ゲンタマイシンとは

正式にはゲンタマイシン硫酸塩

ゲンタマイシンは、正式には「ゲンタマイシン硫酸塩」というアミノグリコシド系抗生物質です。

ゲンタマイシン硫酸塩は、黄色ブドウ球菌および緑膿菌を含むグラム陰性桿菌に優れた効果を現し、殺菌的に作用します。また、ほかのアミノグリコシド系抗生物質に対する耐性菌にも効果があります。

注射剤のほか、外皮用剤としても広く使用されています。

先発薬とジェネリック医薬品

ゲンタマイシン硫酸塩を成分とする先発薬として「ゲンタシン」があります。注射剤のほかに、外皮用剤として軟膏とクリームがあります。

「ゲンタマイシン硫酸塩+剤形+製薬会社名」という製品名で販売されている薬は、ゲンタシンのジェネリック医薬品です。同様に、「エルタシン」もゲンタシンのジェネリック医薬品です。ゲンタシンのジェネリック医薬品には、軟膏および注射剤があります。

ゲンタマイシン硫酸塩軟膏の効果

ゲンタマイシン硫酸塩軟膏は、表在性皮膚感染症や皮膚疾患の二次感染の治療に使用されます。

適応菌種は、ゲンタマイシンに感性のブドウ球菌属、レンサ球菌属(肺炎球菌を除く)、大腸菌、クレブシエラ属、エンテロバクター属、プロテウス属、モルガネラ・モルガニー、プロビデンシア属、緑膿菌です。

ニキビ

ゲンタマイシン硫酸塩軟膏にはニキビの原因となるアクネ菌に対して効果がなく、ニキビそのものを治す薬ではありません。しかし、ニキビによってできた化膿を治療する目的で処方されることがあります。

やけど

皮膚の表皮の下にある真皮にまで達しているやけどは、赤み・痛みだけでなく水ぶくれができます。その場合、炎症をおさえるためのステロイド剤と、細菌感染を防ぐためにゲンタマイシン硫酸塩軟膏などの抗生物質を使用します。

虫刺され・かゆみ

虫刺されやあせもなどのかゆみによって掻き壊してしまうと、そこから黄色ブドウ球菌に感染してとびひを発症する場合があります。とびひの治療には抗生物質の飲み薬とゲンタマイシン硫酸塩軟膏などの塗り薬を使用します。

ヘルペス

ヘルペスの治療には、抗ヘルペス薬または抗ウイルス薬が用いられます。細菌による二次感染をともなう場合に、ゲンタマイシン硫酸塩軟膏などの抗生物質が使用されることもあります。

水虫

水虫は白癬菌という真菌(カビ)が原因のため、抗真菌薬を使用して治療を行います。水虫によって皮膚のバリア機能が弱まり、細菌による二次感染が起こった場合は、抗生物質の飲み薬や点滴を用います。

外陰部への使用

外陰部が細菌に感染することにより炎症を起こし、赤く腫れたり痛みやかゆみなどの症状がある場合、ゲンタマイシン硫酸塩軟膏などの抗生物質を使用することがあります。

ゲンタマイシン硫酸塩軟膏の副作用

副作用として、発疹などのアレルギー反応が起こる可能性があります。かゆみ、発赤、腫脹、丘疹、小水疱などの兆候が現れた場合は医師に報告しましょう。

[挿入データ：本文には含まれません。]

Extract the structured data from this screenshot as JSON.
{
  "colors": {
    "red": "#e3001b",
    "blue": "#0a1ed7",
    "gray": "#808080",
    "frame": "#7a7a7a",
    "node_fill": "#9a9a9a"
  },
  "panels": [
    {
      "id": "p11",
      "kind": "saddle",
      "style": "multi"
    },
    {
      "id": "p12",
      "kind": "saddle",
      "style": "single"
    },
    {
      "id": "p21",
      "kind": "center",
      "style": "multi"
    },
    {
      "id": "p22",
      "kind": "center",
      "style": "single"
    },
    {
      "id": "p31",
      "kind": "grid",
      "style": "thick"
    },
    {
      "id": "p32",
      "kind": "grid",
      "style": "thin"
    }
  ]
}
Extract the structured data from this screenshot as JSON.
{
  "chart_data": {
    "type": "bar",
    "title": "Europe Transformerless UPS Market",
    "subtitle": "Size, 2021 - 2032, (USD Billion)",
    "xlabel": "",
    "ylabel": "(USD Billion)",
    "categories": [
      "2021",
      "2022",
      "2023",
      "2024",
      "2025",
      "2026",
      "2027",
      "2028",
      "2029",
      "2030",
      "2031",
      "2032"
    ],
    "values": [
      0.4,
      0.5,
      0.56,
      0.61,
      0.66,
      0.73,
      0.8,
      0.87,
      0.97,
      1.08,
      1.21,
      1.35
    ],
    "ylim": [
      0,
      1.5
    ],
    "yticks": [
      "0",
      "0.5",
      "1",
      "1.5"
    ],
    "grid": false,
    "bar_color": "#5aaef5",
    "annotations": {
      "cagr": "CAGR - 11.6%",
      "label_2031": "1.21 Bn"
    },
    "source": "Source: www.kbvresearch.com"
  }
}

また、長期連用することによって腎障害、難聴が起こる可能性があります。これらの症状が現れた場合も、医療機関を受診して医師に報告してください。

ゲンタマイシン硫酸塩軟膏の市販薬

ゲンタマイシン硫酸塩が配合された市販薬はありません。(2017年7月現在)

おわりに

ゲンタマイシン硫酸塩軟膏は、さまざまな細菌に対して効果のある薬です。しかし、耐性菌が現れるのを防ぐために、必要最小限の期間のみの使用とすることが大切です。

自己判断で安易に使用することは避け、必ず医師の指示に従って使用しましょう。